Bu gelişme Türkiye gibi gelişmekte olan ülkeler için iyi haber mi? Kötünün iyisi diyelim. Faiz artışı duracak. Ancak iki temel sorun var. Bankacılık şoku yaşayan ABD ve Avrupa’da kredi koşulları geçtiğimiz senelere göre daha sıkı olacak. Mevcut seviyeler Türkiye’nin borçlanması için uygun seviyeler değil.

Mevcut seviyelerden Türkiye bankalarının sendikasyon piyasasında borçlanma maliyeti dolar bazında yüzde 9,0 seviyelerinde. Munzam karşılık, ödenen komisyon gibi maliyetleri koyduğunuzda yüzde 10’unun üzerinde bir maliyet söz konusu.
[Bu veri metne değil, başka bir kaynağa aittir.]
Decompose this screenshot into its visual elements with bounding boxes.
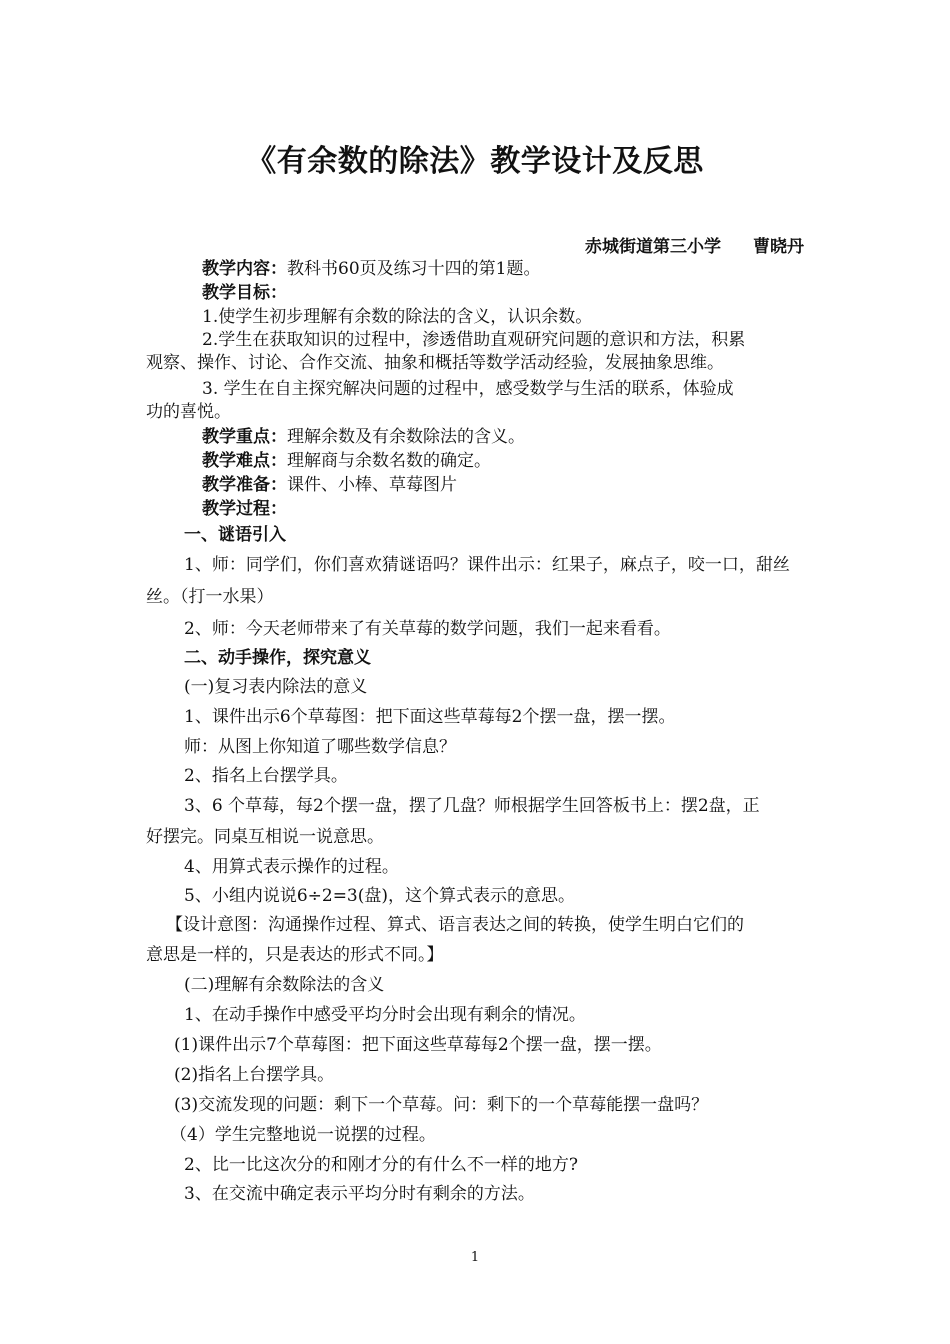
difficulty-line: [202, 450, 491, 472]
section-1-para-2: 2、师：今天老师带来了有关草莓的数学问题，我们一起来看看。: [184, 619, 671, 639]
goal-2-line-1: 2.学生在获取知识的过程中，渗透借助直观研究问题的意识和方法，积累: [202, 330, 746, 350]
content-line: [202, 258, 540, 280]
section-2-item-5: 4、用算式表示操作的过程。: [184, 857, 399, 877]
difficulty-text: 理解商与余数名数的确定。: [287, 451, 491, 471]
author-name: 曹晓丹: [753, 237, 804, 257]
key-point-text: 理解余数及有余数除法的含义。: [287, 427, 525, 447]
section-2-heading: 二、动手操作，探究意义: [184, 648, 371, 668]
process-label: 教学过程：: [202, 499, 287, 519]
section-2-sub2-item-1-4: （4）学生完整地说一说摆的过程。: [170, 1125, 436, 1145]
key-point-line: [202, 426, 525, 448]
section-2-item-4-line-1: 3、6 个草莓，每2个摆一盘，摆了几盘？师根据学生回答板书上：摆2盘，正: [184, 796, 760, 816]
section-2-subheading-1: (一)复习表内除法的意义: [184, 677, 368, 697]
section-2-sub2-item-1-1: (1)课件出示7个草莓图：把下面这些草莓每2个摆一盘，摆一摆。: [174, 1035, 662, 1055]
goal-2-line-2: 观察、操作、讨论、合作交流、抽象和概括等数学活动经验，发展抽象思维。: [146, 353, 724, 373]
page-number: 1: [470, 1250, 480, 1265]
section-2-item-2: 师：从图上你知道了哪些数学信息？: [184, 737, 456, 757]
content-text: 教科书60页及练习十四的第1题。: [287, 259, 541, 279]
author-school: 赤城街道第三小学: [585, 237, 721, 257]
content-label: 教学内容：: [202, 259, 287, 279]
preparation-label: 教学准备：: [202, 475, 287, 495]
goal-3-line-2: 功的喜悦。: [146, 402, 231, 422]
preparation-text: 课件、小棒、草莓图片: [287, 475, 457, 495]
section-2-sub2-item-1: 1、在动手操作中感受平均分时会出现有剩余的情况。: [184, 1005, 586, 1025]
section-2-sub2-item-3: 3、在交流中确定表示平均分时有剩余的方法。: [184, 1184, 535, 1204]
design-intent-line-2: 意思是一样的，只是表达的形式不同。】: [146, 945, 444, 965]
section-1-para-1-line-2: 丝。（打一水果）: [146, 587, 274, 607]
section-2-item-1: 1、课件出示6个草莓图：把下面这些草莓每2个摆一盘，摆一摆。: [184, 707, 676, 727]
goal-3-line-1: 3. 学生在自主探究解决问题的过程中，感受数学与生活的联系，体验成: [202, 379, 734, 399]
key-point-label: 教学重点：: [202, 427, 287, 447]
goal-1: 1.使学生初步理解有余数的除法的含义，认识余数。: [202, 307, 593, 327]
section-2-subheading-2: (二)理解有余数除法的含义: [184, 975, 385, 995]
section-1-heading: 一、谜语引入: [184, 525, 286, 545]
section-2-sub2-item-1-2: (2)指名上台摆学具。: [174, 1065, 335, 1085]
design-intent-line-1: 【设计意图：沟通操作过程、算式、语言表达之间的转换，使学生明白它们的: [166, 915, 744, 935]
goals-label: 教学目标：: [202, 283, 287, 303]
document-title: 《有余数的除法》教学设计及反思: [246, 144, 704, 179]
section-2-item-3: 2、指名上台摆学具。: [184, 766, 348, 786]
section-2-sub2-item-1-3: (3)交流发现的问题：剩下一个草莓。问：剩下的一个草莓能摆一盘吗？: [174, 1095, 709, 1115]
section-2-item-6: 5、小组内说说6÷2=3(盘)，这个算式表示的意思。: [184, 886, 576, 906]
difficulty-label: 教学难点：: [202, 451, 287, 471]
preparation-line: [202, 474, 457, 496]
section-2-sub2-item-2: 2、比一比这次分的和刚才分的有什么不一样的地方?: [184, 1155, 578, 1175]
author-line: [585, 232, 804, 257]
section-1-para-1-line-1: 1、师：同学们，你们喜欢猜谜语吗？课件出示：红果子，麻点子，咬一口，甜丝: [184, 555, 790, 575]
section-2-item-4-line-2: 好摆完。同桌互相说一说意思。: [146, 827, 384, 847]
Deprem nedeniyle iki yıla yayılan 100 milyar dolarlık bir maliyet ve muhtemelen 20 milyar dolarlık bir dış ticaret şoku ile karşılaşan, Türkiye bu maliyetlerle yurtdışından borçlanmakta ve sermaye yoğun işlerde rekabet etmekte zorlanacak.

Bu maliyeti azaltmak için seçim sonrasında ekonomi politikaların normale döndürülmesi, küresel sermayeye güven verilmesi ve uygulanacak doğru politikalarla risk primimizin 300 baz puanın altına indirilmesi gerekiyor.